Это была любовь, конечно, в самом высоком и чистом ее проявлении — любовь сына к отцу, нет, даже Сына к Отцу, и любовь человека к Богу, которая самая по себе Бог, и свет, и надежда. Родись Николаич лет на пятьсот раньше, мир получил бы великого молитвенника, может, даже мученика или святого, но никто не спрашивает человека о том, какой крест ему сподручней нести. Поэтому младший Самохов до пятнадцати лет жил в своей Елбани, беспаспортный, бесправный, несовершеннолетний, нищий, одинокий, никем, кроме товарища Сталина, не любимый.

А потом его отчаянные бессловесные молитвы были наконец-то услышаны, и началась война.
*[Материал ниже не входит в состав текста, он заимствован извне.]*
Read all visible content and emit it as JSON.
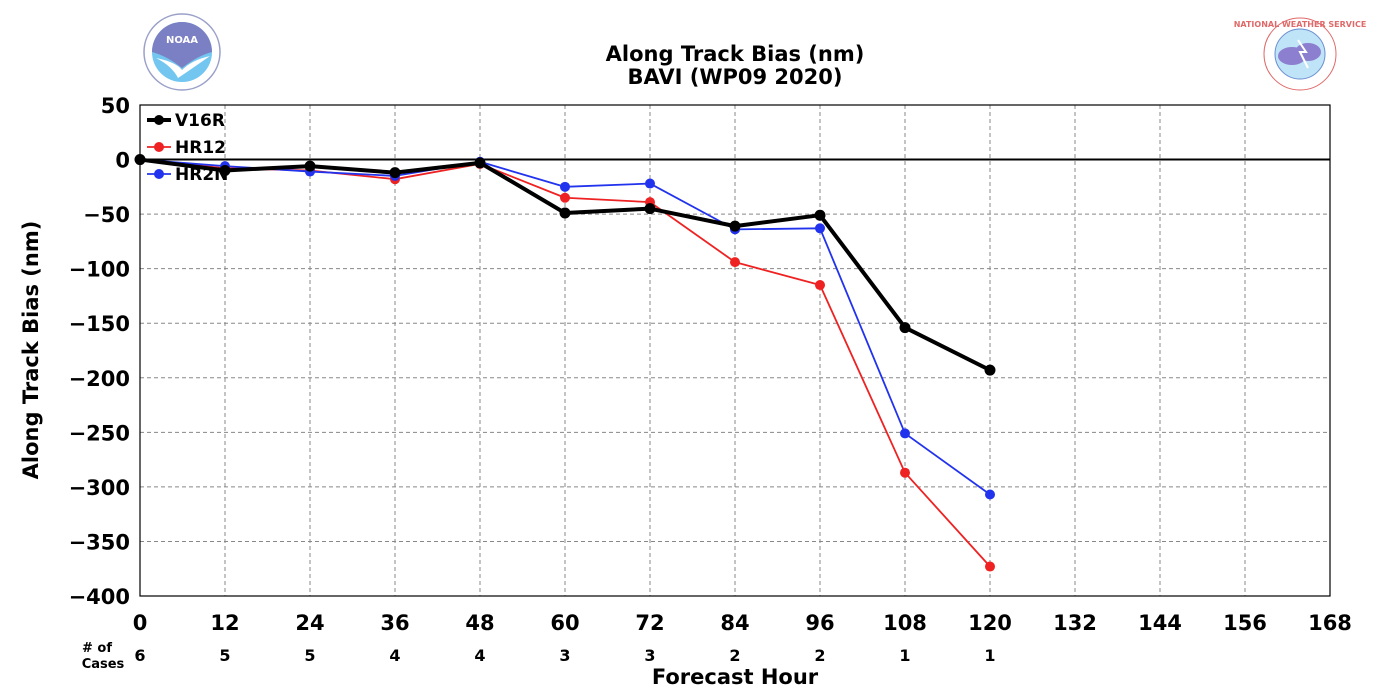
{
  "chart_data": {
    "type": "line",
    "title": "Along Track Bias (nm)",
    "subtitle": "BAVI (WP09 2020)",
    "xlabel": "Forecast Hour",
    "ylabel": "Along Track Bias (nm)",
    "xlim": [
      0,
      168
    ],
    "ylim": [
      -400,
      50
    ],
    "x_ticks": [
      "0",
      "12",
      "24",
      "36",
      "48",
      "60",
      "72",
      "84",
      "96",
      "108",
      "120",
      "132",
      "144",
      "156",
      "168"
    ],
    "y_ticks": [
      "50",
      "0",
      "−50",
      "−100",
      "−150",
      "−200",
      "−250",
      "−300",
      "−350",
      "−400"
    ],
    "grid": true,
    "legend_position": "top-left",
    "cases_label": "# of Cases",
    "cases_label_lines": [
      "# of",
      "Cases"
    ],
    "cases": [
      "6",
      "5",
      "5",
      "4",
      "4",
      "3",
      "3",
      "2",
      "2",
      "1",
      "1"
    ],
    "x": [
      0,
      12,
      24,
      36,
      48,
      60,
      72,
      84,
      96,
      108,
      120
    ],
    "series": [
      {
        "name": "V16R",
        "color": "#000000",
        "values": [
          0,
          -10,
          -6,
          -12,
          -3,
          -49,
          -45,
          -61,
          -51,
          -154,
          -193
        ]
      },
      {
        "name": "HR12",
        "color": "#ee2222",
        "values": [
          0,
          -8,
          -10,
          -18,
          -4,
          -35,
          -39,
          -94,
          -115,
          -287,
          -373
        ]
      },
      {
        "name": "HR2N",
        "color": "#2233ee",
        "values": [
          0,
          -6,
          -11,
          -15,
          -2,
          -25,
          -22,
          -64,
          -63,
          -251,
          -307
        ]
      }
    ]
  },
  "logos": {
    "left": {
      "icon": "noaa-logo",
      "text": "NOAA"
    },
    "right": {
      "icon": "nws-logo",
      "text": "NATIONAL WEATHER SERVICE"
    }
  }
}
Ясное дело, добровольцем Николаича не взяли — сочли малолетним человеческим отбросом, не годным даже на то, чтобы умереть за Родину и за Сталина, и он аккуратно, без злобы и обиды, занес это в копилку перенесенных унижений, чтобы потом когда-нибудь со вкусом и не торопясь разбить ее — и всем, всем, всем отплатить сполна. Ловкий и привыкший к примитивному выживанию, он сумел прибиться сперва к одной из солдатских теплушек, потом к набитому теплыми коровами товарняку и через несколько месяцев бесконечных остановок, задержек и пересадок (двигаться приходилось против течения — навстречу многомиллионному потоку, который хлынул в эвакуацию) сошел на перроне Казанского вокзала в Москве — вшивый, повзрослевший, научившийся отлично побираться и еще лучше воровать, но горящий все тем же неутолимым жертвенным огнем. Он приехал защищать товарища Сталина, о чем и сообщил первому же встречному патрулю. Патруль переглянулся и отправил беспаспортного парнишку с дикими глазами прямиком в НКВД.